# Hyperbolic Geometry

by Praxisseiz
Tags: geometry, hyperbolic
 P: 3 Greetings PF, I do very much love lurking these forums for countless hours of leisure brain twisting. Infinite thanks for that. A very simple question for you all. I believe the answer is 'true', however, I'm not formally educated in mathematics, so I feel a bit like I'm grabbing at straws here. Is this statement true? Euclidean geometry helps describe 3 dimensions in a 2 dimensional space whereas hyperbolic geometry helps describe 4 dimensions in a 3 dimensional space. Can anyone off the top of their heads suggest further readings to develop a basic grasp of hyperbolic math?

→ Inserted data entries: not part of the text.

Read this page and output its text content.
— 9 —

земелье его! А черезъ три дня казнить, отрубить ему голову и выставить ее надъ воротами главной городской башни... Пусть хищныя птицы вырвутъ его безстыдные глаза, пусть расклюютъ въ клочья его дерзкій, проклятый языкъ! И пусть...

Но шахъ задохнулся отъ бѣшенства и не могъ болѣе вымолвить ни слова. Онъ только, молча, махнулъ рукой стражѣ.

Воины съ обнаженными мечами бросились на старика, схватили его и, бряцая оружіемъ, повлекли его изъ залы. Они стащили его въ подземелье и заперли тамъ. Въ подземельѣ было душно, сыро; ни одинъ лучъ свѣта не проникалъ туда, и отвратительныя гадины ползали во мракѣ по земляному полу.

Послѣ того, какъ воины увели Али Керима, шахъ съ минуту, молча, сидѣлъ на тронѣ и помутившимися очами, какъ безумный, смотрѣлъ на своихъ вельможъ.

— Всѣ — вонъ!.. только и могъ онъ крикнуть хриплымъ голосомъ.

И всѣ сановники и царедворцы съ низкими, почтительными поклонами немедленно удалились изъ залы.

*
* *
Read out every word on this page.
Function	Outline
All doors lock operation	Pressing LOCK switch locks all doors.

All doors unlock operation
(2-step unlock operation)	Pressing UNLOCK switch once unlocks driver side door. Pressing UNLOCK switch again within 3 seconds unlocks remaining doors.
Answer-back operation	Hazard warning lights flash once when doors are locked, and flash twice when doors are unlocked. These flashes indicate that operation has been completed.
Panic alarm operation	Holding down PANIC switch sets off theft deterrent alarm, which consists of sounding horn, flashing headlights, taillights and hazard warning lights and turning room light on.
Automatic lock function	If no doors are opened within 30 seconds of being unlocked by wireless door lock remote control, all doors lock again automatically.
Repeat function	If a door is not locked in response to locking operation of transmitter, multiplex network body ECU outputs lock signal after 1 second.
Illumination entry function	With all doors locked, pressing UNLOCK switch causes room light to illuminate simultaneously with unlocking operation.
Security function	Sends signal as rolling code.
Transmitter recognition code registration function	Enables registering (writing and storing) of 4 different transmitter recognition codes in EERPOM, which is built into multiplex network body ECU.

Especially as it relates to classical geometry such as, trig, calc and their included theorems. I'm finding it difficult to connect the dots myself especially in the sense of how sin relates to sinh, cos to cosh, et. al. TIA P!
 P: 607 False. Or maybe nonsensical.
P: 587
 Quote by Praxisseiz Euclidean geometry helps describe 3 dimensions in a 2 dimensional space whereas hyperbolic geometry helps describe 4 dimensions in a 3 dimensional space.
I don't think I understand what you mean. There is an n-dimensional hyperbolic geometry for any n >= 1, just as there is an n-dimensional euclidean geometry for any n >= 1.

In general though n-dimensional hyperbolic geometry can be thought of as geometry on the boundary of a hyperboloid (a generalized hyperbola) in (n+1)-dimensional euclidean space.

 Can anyone off the top of their heads suggest further readings to develop a basic grasp of hyperbolic math?
Here is a free online textbook I found helpful. (It is one of the references on the wikipedia page for "hyperbolic geometry".) If you read this book you may want to be aware that when they refer to the "interior of the disc model" they are talking about what other people would call the "Poincare disc".

 Especially as it relates to classical geometry such as, trig, calc and their included theorems. I'm finding it difficult to connect the dots myself especially in the sense of how sin relates to sinh, cos to cosh, et. al.
Have you tried reading the material on wikipedia and Wolfram Mathworld? Some of it is very good. Wikipedia describes the relationship between sin/sinh etc using the analogy of a parametric function:

 Just as the points (cos t, sin t) form a circle with a unit radius, the points (cosh t, sinh t) form the right half of the equilateral hyperbola.